Pravanjan Mullick

Personal information
- Full name: Pravanjan Madhabnanda Mullick
- Born: 12 September 1976 (age 49) Bhubaneswar, Odisha, India
- Batting: Right-handed
- Bowling: Right-arm medium
- Role: Batsman

Domestic team information
- 1996/97–2010/11: Odisha

Career statistics
| Competition | FC | LA |
| Matches | 88 | 56 |
| Runs scored | 5818 | 1156 |
| Batting average | 47.30 | 28.19 |
| 100s/50s | 18/27 | 0/7 |
| Top score | 207* | 99 |
| Balls bowled | 2,975 | 840 |
| Wickets | 30 | 22 |
| Bowling average | 43.43 | 39.62 |
| 5 wickets in innings | 0 | 0 |
| 10 wickets in match | 0 | 0 |
| Best bowling | 3/45 | 2/24 |
| Catches/stumpings | 64/- | 25/- |
- Source: Cricinfo, 16 November 2024

= Pravanjan Mullick =

Indian cricketer

Pravanjan Madhabnanda Mullick (born 12 September 1976 in Bhubaneswar), is an Indian first class cricketer for Odisha.
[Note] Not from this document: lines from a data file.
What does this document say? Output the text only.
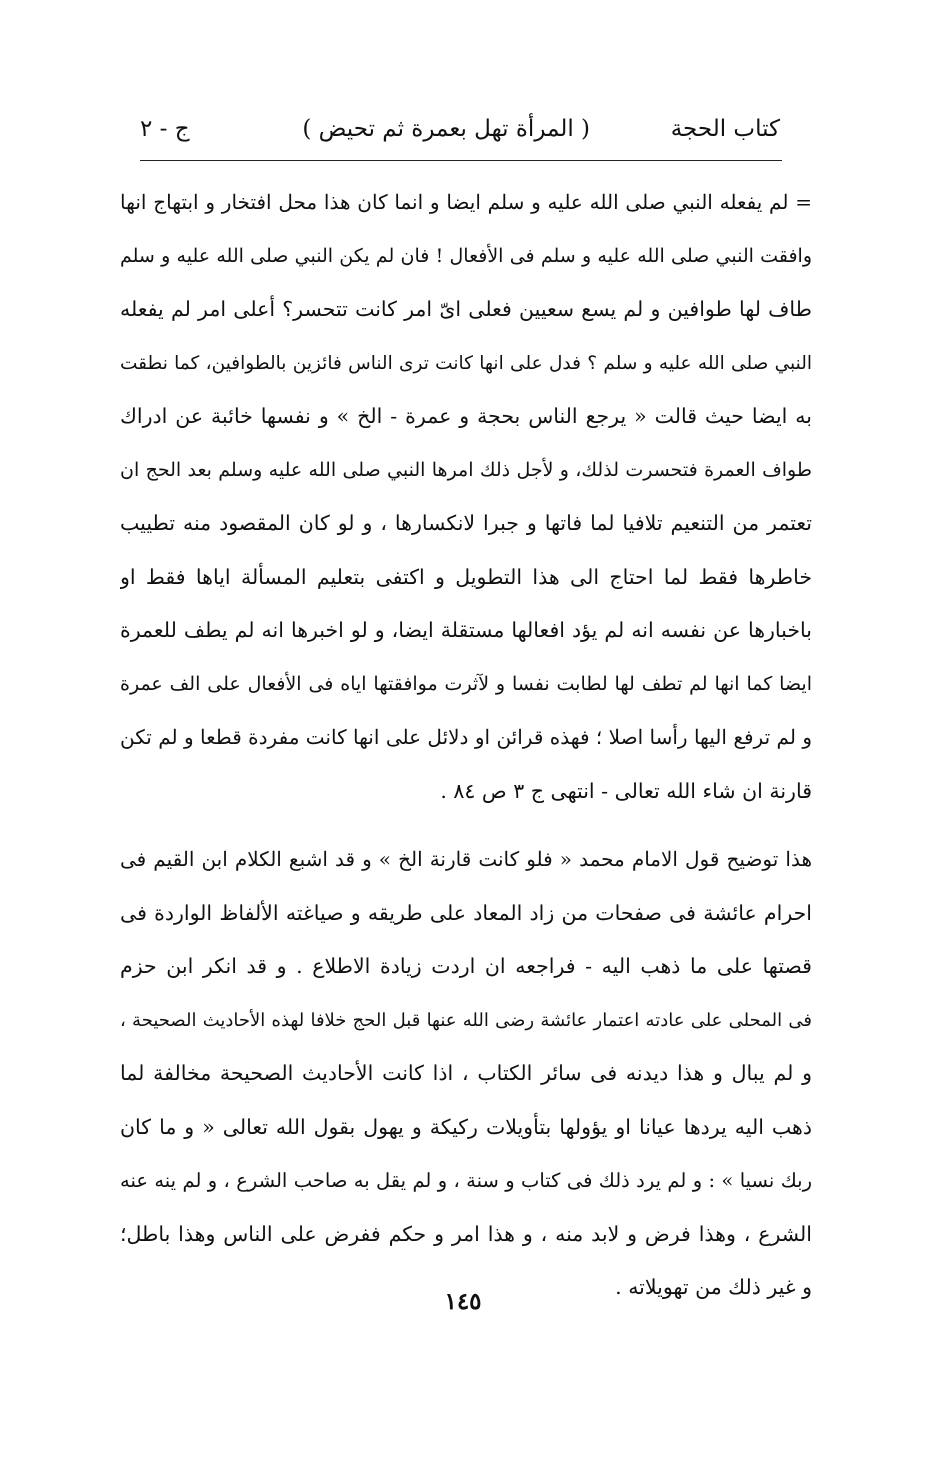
كتاب الحجة
( المرأة تهل بعمرة ثم تحيض )
ج - ٢
= لم يفعله النبي صلى الله عليه و سلم ايضا و انما كان هذا محل افتخار و ابتهاج انها
وافقت النبي صلى الله عليه و سلم فى الأفعال ! فان لم يكن النبي صلى الله عليه و سلم
طاف لها طوافين و لم يسع سعيين فعلى اىّ امر كانت تتحسر؟ أعلى امر لم يفعله
النبي صلى الله عليه و سلم ؟ فدل على انها كانت ترى الناس فائزين بالطوافين، كما نطقت
به ايضا حيث قالت « يرجع الناس بحجة و عمرة - الخ » و نفسها خائبة عن ادراك
طواف العمرة فتحسرت لذلك، و لأجل ذلك امرها النبي صلى الله عليه وسلم بعد الحج ان
تعتمر من التنعيم تلافيا لما فاتها و جبرا لانكسارها ، و لو كان المقصود منه تطييب
خاطرها فقط لما احتاج الى هذا التطويل و اكتفى بتعليم المسألة اياها فقط او
باخبارها عن نفسه انه لم يؤد افعالها مستقلة ايضا، و لو اخبرها انه لم يطف للعمرة
ايضا كما انها لم تطف لها لطابت نفسا و لآثرت موافقتها اياه فى الأفعال على الف عمرة
و لم ترفع اليها رأسا اصلا ؛ فهذه قرائن او دلائل على انها كانت مفردة قطعا و لم تكن
قارنة ان شاء الله تعالى - انتهى ج ٣ ص ٨٤ .
هذا توضيح قول الامام محمد « فلو كانت قارنة الخ » و قد اشبع الكلام ابن القيم فى
احرام عائشة فى صفحات من زاد المعاد على طريقه و صياغته الألفاظ الواردة فى
قصتها على ما ذهب اليه - فراجعه ان اردت زيادة الاطلاع . و قد انكر ابن حزم
فى المحلى على عادته اعتمار عائشة رضى الله عنها قبل الحج خلافا لهذه الأحاديث الصحيحة ،
و لم يبال و هذا ديدنه فى سائر الكتاب ، اذا كانت الأحاديث الصحيحة مخالفة لما
ذهب اليه يردها عيانا او يؤولها بتأويلات ركيكة و يهول بقول الله تعالى « و ما كان
ربك نسيا » : و لم يرد ذلك فى كتاب و سنة ، و لم يقل به صاحب الشرع ، و لم ينه عنه
الشرع ، وهذا فرض و لابد منه ، و هذا امر و حكم ففرض على الناس وهذا باطل؛
و غير ذلك من تهويلاته .
١٤٥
A right-handed batsman, he captained the state side, and has made over 5,000 runs at an average of above 50. He has twice scored a hundred in each innings of a match, the only Odisha player to have done so.

Mullick was a professional for the Northern Irish club Fox Lodge and also played in the Scottish league. He retired from first-class cricket a few seasons back, but still plays for the Katak Tigers in the Odisha Premier League.